Edwards dengan cepat mengambil alih penguasaan bola, mengarahkan guard Thunder Cason Wallace ke sayap, memalsukan drive, dan melepaskan tembakan tiga angka sejauh 25 kaki dengan waktu tersisa 38,5 detik untuk memberi Wolves keunggulan selamanya dalam kemenangan 112-107.
“Saya tidak mengoper bola. Saya tahu bola akan naik,” kata Edwards, yang kembali dari absennya tiga pertandingan karena cedera dengan 26 poin dan 12 rebound. “Ketika bola itu terlepas dari tangan saya, saya tahu bola itu akan masuk. Dia memainkan pertahanan yang bagus. Itu adalah pukulan yang sulit. Namun saya mungkin menembakkannya 1.000 kali dalam seminggu saat saya berada di gym, jadi itu terasa seperti pukulan alami.”
Edwards, yang sedang mengalami cedera kaki, mengatakan tidak ada keraguan dalam pikirannya bahwa ia akan bermain melawan Thunder, yang mengalahkan Wolves dalam lima pertandingan final Wilayah Barat musim semi lalu dan mengalahkan mereka 113-105 di Oklahoma City bulan lalu.
“Pada akhirnya, kami menyerahkan bola ke tangannya, memintanya untuk membawa kami pulang,” kata Donte DiVincenzo, yang mengumpulkan 15 poin. “Itulah tepatnya yang dia lakukan.”
Edwards juga tidak berhenti pada tembakan pahlawan itu.
Dia memblok tembakan MVP NBA Shai Gilgeous-Alexander pada penguasaan bola berikutnya dan melakukan rebound defensif setelah Thunder menahan bola untuk percobaan lainnya, memberi umpan kepada Randle untuk dua lemparan bebas yang membuat Wolves unggul tiga.
Kemudian saat Gilgeous-Alexander melaju ke lapangan, Edwards melihat rekan setimnya dan pemain bertahan Jaden McDaniels di celah di sebelah kiri Gilgeous-Alexander, memastikan untuk memotong jalurnya ke kanan, dan menyapu bola saat melewati wajahnya.
“Saya tahu dia mencoba mendapatkan angka 3,” kata Edwards. “Hanya berusaha menjadi solid.”
Edwards, yang duduk di depan lokernya setelah pertandingan, kemudian menambahkan kesembronoan yang relevan dengan pesta pora yang memberikan kekalahan langka kepada Thunder (25-3).
“Itu hanya satu kemenangan, kawan. Itu kemenangan di musim reguler,” kata Edwards, juga mencatat bahwa Thunder bermain di kandang sendiri pada malam sebelumnya. “Mereka adalah tim terbaik di liga sejauh ini.”

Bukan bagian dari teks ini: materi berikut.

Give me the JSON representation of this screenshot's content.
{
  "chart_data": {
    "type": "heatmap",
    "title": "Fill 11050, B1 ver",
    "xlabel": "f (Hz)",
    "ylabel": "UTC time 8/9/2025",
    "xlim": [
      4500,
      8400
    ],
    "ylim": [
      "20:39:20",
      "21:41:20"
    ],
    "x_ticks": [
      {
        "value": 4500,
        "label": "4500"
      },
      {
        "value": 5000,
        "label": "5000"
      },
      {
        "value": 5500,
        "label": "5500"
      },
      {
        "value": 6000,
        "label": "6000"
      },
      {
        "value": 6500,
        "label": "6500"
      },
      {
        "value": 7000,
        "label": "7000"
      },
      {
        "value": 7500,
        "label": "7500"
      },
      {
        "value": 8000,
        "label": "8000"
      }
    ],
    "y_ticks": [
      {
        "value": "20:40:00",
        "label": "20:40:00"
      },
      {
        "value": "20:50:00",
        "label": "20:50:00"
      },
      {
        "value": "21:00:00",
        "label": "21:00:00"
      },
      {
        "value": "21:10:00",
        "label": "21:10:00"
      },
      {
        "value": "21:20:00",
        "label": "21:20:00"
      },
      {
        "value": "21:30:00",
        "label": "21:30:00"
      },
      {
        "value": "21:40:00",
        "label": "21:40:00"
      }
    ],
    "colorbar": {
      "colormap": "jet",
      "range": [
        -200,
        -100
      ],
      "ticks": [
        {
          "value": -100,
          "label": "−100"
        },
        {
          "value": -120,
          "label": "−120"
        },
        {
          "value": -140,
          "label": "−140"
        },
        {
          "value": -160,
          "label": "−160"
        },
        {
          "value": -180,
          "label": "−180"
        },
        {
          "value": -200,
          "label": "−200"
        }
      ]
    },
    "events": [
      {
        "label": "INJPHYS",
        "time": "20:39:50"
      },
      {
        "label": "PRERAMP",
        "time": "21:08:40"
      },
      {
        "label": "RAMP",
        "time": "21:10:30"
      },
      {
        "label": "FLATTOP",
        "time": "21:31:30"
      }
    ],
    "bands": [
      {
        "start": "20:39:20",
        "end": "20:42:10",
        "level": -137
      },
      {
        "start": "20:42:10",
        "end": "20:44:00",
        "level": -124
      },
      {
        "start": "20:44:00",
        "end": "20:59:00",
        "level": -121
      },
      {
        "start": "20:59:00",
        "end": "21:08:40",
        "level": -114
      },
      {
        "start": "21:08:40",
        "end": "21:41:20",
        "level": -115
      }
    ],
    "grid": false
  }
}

Namun sang juara bertahan jelas mengeluarkan yang terbaik dari Wolves (17-10), yang mungkin telah menghasilkan performa terbaik mereka di musim muda dalam hal lawan, makna, energi dan pertahanan mereka — mengimbangi tembakan keras dari lantai dan garis pelanggaran di malam hari.
“Anda bisa merasakan setiap penghentian defensif, setiap rebound, setiap rebound ofensif. Anda bisa merasakan seberapa besar energi yang dimiliki arena, bola, dan rekan satu tim,” kata DiVincenzo. “Itulah atmosfer yang kami butuhkan setiap malam.”
___
AP NBA: https://apnews.com/hub/NBA
Hak Cipta 2025 Associated Press. Semua hak dilindungi undang-undang. Materi ini tidak boleh dipublikasikan, disiarkan, ditulis ulang, atau didistribusikan ulang tanpa izin.